The reward system is a little disappointing, with the actual musical not available until the $25 pledge mark, and even then only as a digital download ($75 is required for a physical DVD). This will no doubt cut costs, but it sets a high price point to actually receive what I consider the minimum reward for funding the project.
Boot Hill Heroes
I saw the words “retro-RPG”, “wild west” and “influence from Spaghetti Western film” and I knew this was a project for me. Boot Hill Heroes is a four-player co-op RPG, drawing inspiration from SNES classics like Chrono Trigger, Final Fantasy 3 and Earthbound. Some of their screens even remind me of an earlier game (the first I ever played): Bank Panic. So there’s a heapin' helping of nostalgia here.
In development for Windows and Xbox Live Indie Games, it is being developed by two friends who’ve quit their jobs to work on the game fulltime. They’re looking for, and have already reached, $5000 to spend on a soundtrack and sound effects. They want an epic spaghetti western sound for the game, and I can’t help but agree with them, ‘Ecstasy of Gold’ from The Good, The Bad and The Ugly plays over their short trailer, and the effect is amazing. Any money they earn over the $5000 will go towards more art assets for the game.

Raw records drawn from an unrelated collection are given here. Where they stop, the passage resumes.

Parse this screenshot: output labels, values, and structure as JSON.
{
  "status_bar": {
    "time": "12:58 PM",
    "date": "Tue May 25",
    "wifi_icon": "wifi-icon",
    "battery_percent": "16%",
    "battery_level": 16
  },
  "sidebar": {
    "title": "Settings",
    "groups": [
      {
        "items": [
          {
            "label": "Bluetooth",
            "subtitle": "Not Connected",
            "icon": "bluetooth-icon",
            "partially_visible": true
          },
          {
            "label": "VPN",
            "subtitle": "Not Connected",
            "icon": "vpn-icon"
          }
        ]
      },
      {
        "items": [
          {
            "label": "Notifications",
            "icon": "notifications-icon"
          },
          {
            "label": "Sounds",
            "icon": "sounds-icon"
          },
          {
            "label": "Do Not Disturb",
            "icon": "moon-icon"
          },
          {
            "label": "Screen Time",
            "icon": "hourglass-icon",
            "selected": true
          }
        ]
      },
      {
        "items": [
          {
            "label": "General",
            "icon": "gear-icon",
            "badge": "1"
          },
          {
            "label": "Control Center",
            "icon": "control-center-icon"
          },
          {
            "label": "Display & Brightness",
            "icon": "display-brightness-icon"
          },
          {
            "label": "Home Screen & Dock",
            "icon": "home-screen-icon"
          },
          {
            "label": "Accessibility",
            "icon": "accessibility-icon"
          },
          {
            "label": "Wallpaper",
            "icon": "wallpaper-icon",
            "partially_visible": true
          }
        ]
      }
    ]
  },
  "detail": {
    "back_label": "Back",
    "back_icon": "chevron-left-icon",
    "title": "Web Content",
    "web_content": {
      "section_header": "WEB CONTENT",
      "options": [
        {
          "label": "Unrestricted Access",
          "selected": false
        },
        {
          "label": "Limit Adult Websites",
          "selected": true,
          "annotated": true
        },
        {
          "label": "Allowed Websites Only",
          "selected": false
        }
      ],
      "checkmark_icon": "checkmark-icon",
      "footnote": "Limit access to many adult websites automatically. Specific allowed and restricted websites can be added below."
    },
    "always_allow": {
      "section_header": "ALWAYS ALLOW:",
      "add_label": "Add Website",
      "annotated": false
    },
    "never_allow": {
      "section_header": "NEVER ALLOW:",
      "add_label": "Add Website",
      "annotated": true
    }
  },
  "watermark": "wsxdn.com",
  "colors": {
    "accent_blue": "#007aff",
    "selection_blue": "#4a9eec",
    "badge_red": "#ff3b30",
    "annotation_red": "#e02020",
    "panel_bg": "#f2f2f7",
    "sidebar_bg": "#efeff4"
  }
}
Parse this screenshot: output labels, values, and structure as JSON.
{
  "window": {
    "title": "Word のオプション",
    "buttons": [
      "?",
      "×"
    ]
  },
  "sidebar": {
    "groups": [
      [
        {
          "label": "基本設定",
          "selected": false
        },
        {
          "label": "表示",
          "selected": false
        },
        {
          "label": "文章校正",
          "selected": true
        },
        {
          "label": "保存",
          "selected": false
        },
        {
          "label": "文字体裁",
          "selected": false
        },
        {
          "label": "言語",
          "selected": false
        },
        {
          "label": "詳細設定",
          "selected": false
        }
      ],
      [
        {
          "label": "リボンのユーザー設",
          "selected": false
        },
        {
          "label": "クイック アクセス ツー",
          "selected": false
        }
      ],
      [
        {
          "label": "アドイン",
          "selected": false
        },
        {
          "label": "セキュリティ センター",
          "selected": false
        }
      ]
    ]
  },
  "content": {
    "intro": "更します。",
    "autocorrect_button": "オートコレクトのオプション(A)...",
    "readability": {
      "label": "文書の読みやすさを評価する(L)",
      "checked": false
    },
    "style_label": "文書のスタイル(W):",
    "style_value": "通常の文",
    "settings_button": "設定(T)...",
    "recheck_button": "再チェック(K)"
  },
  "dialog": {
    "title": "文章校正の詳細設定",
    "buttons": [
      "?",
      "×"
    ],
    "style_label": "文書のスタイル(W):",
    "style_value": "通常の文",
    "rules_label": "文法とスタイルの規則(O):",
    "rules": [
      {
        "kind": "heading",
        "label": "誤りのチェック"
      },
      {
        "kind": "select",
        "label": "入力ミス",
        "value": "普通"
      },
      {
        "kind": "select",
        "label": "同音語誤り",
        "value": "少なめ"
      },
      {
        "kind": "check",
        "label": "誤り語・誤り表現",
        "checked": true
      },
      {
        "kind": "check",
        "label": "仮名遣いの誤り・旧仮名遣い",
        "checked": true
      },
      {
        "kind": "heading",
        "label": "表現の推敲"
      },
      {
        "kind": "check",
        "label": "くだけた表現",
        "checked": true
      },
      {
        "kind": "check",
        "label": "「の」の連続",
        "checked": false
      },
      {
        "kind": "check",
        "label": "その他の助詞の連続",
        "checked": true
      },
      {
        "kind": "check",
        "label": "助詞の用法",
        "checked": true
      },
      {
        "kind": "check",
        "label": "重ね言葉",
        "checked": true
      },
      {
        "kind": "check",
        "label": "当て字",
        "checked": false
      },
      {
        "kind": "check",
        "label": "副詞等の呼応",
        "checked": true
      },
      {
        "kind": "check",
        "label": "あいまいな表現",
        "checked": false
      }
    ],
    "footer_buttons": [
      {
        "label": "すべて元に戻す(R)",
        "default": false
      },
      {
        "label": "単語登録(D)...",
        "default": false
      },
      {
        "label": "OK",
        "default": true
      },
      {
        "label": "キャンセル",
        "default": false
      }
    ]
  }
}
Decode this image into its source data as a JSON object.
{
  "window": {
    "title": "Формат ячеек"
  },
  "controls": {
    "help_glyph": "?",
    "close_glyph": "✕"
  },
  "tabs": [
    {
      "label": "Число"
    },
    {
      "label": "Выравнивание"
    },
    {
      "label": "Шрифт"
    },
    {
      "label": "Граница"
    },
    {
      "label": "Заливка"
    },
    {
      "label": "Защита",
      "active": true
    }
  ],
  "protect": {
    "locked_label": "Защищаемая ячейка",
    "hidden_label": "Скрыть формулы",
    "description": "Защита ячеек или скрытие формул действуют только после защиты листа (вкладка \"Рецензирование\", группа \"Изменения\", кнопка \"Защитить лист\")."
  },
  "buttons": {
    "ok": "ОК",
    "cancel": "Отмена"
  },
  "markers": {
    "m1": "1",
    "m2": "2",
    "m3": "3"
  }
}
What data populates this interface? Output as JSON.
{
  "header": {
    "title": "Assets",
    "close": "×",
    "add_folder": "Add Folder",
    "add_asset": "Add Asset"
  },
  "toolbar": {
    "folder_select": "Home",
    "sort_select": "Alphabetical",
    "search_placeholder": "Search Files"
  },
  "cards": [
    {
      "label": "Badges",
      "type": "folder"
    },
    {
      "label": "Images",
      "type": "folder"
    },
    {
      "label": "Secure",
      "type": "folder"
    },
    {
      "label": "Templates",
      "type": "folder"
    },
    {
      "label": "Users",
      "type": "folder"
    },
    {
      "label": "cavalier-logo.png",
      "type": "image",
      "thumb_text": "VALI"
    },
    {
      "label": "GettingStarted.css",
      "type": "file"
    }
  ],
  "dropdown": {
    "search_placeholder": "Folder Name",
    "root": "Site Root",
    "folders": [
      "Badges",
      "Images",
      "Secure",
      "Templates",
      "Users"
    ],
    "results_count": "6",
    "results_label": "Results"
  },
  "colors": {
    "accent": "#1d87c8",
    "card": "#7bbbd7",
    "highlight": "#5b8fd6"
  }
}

Pledging $15 gets you a digital copy of the game for Windows, $30 gets you the soundtrack as well. If you live in the continental United States, $150 will earn you a cake and $900 will get you flown to the game’s launch party. Cue my crying bitter tears at missing out on wild west cake.
Last month saw all projects listed receive funding, though Nevermind only secured pledges of $1325 out of their $2000 goal. Lucky for them, they were a “Flexible Funding Campaign” hosted at IndieGoGo, and so still received everything they raised.
The most successful project was FTL, which was already 1000% funded when the article was published. It finished with $200,542 pledged of its $10,000 goal: More than 2000% funded!
I also received my first reward this month. Unfortunately it was only a postcard and some stickers from the fine folks at JammerUp, but hopefully I’ll receive my copy of the Roller Derby Board Game soon!